One unexpected result of this study is that tunicamycin treatment induced Cx43 phosphorylation in the Cx43 overexpressor cells, raising the possibility that tunicamycin activates a kinase. Activation of protein kinase A up-regulates junctional communication and induces Cx43 phosphorylation in a variety of cells, including MHD1 cells (Wang and Mehta, 1995). But because protein kinase A activation has other effects not seen with tunicamycin treatment, e.g. stimulation of Cx43 transcription (Wang and Mehta, 1995), it is unlikely that tunicamycin activates protein kinase A. It is even less likely that tunicamycin activates protein kinase C or a tyrosine kinase because, although these kinases cause Cx43 phosphorylation, they inhibit communication (Crow et al., 1990; Filson et al., 1990; Brisette et al., 1991; Berthoud et al., 1992; Kanemitsu and Lau, 1993), whereas tunicamycin increases communication. It is therefore unclear how Cx43 gets phosphorylated after tunicamycin treatment. Cx43 hemichannels are probably not phosphorylated (Musil and Goodenough, 1993) and are in a closed conformation. When they interlock, they must undergo a conformation change, which enables them to switch to an open state.
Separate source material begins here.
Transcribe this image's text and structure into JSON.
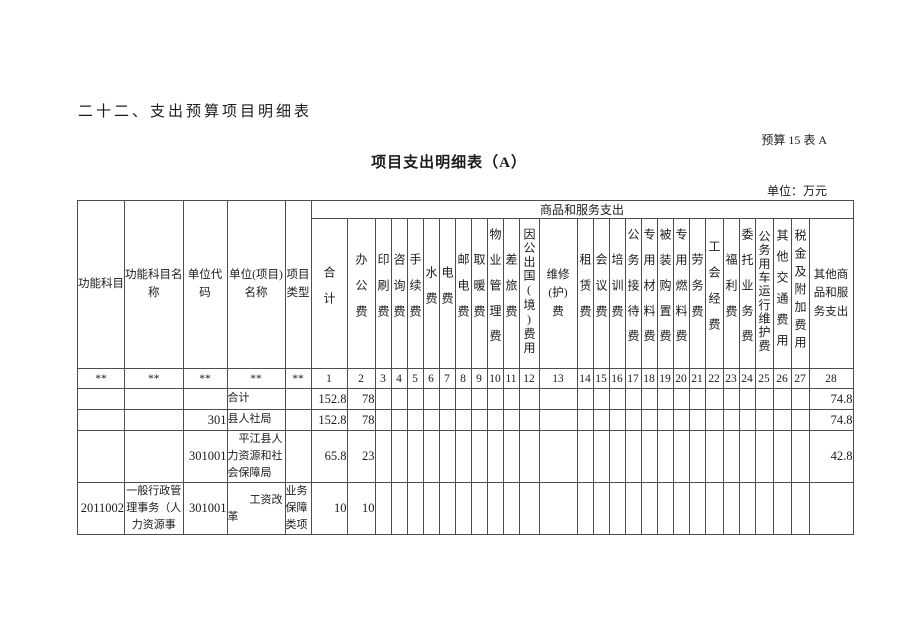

It is possible that after the conformation change, Cx43 becomes a substrate of an unidentified, constitutively active kinase and thus gets phosphorylated. The function of this Cx43 phosphorylation is not clear. There is no evidence that phosphorylation is a prerequisite for channels to open.
Musil and Goodenough(1991) showed in several cell lines that a certain form of phosphorylated and Triton X-100 insoluble Cx43 is correlated with its localization at the junctional plaques. We found this to be true also in MHD1 cells, where forskolin induced the appearance of junctional plaques concurrently with Cx43 phosphorylation and Triton X-100 insolubility. However, we noticed differences. In the cells used by Musil and Goodenough(1991), the Triton X-100 insoluble fraction contained primarily phosphorylated Cx43, while in MHD1 and Cx43 overexpressors, the Triton-insoluble fraction contained additionally a substantial amount of non-phosphorylated Cx43. Another difference is that in the overexpressor cells, after tunicamycin had induced functional channels, phosphorylated and Triton X-100 insoluble Cx43 was found, but junctional plaques were not seen. The latter result would imply that Cx43 phosphorylation and Triton X-100 insolubility correlate better with hemichannel interlocking or cell-to-cell channel formation than with channel clustering into gap junction plaques, at least not with plaques large enough to be resolved by immunostaining. The clustering of channels into plaques that are detectable by immunostaining seems to require elevation of cAMP, both in the MHD1 and the Cx43 overexpressor cells.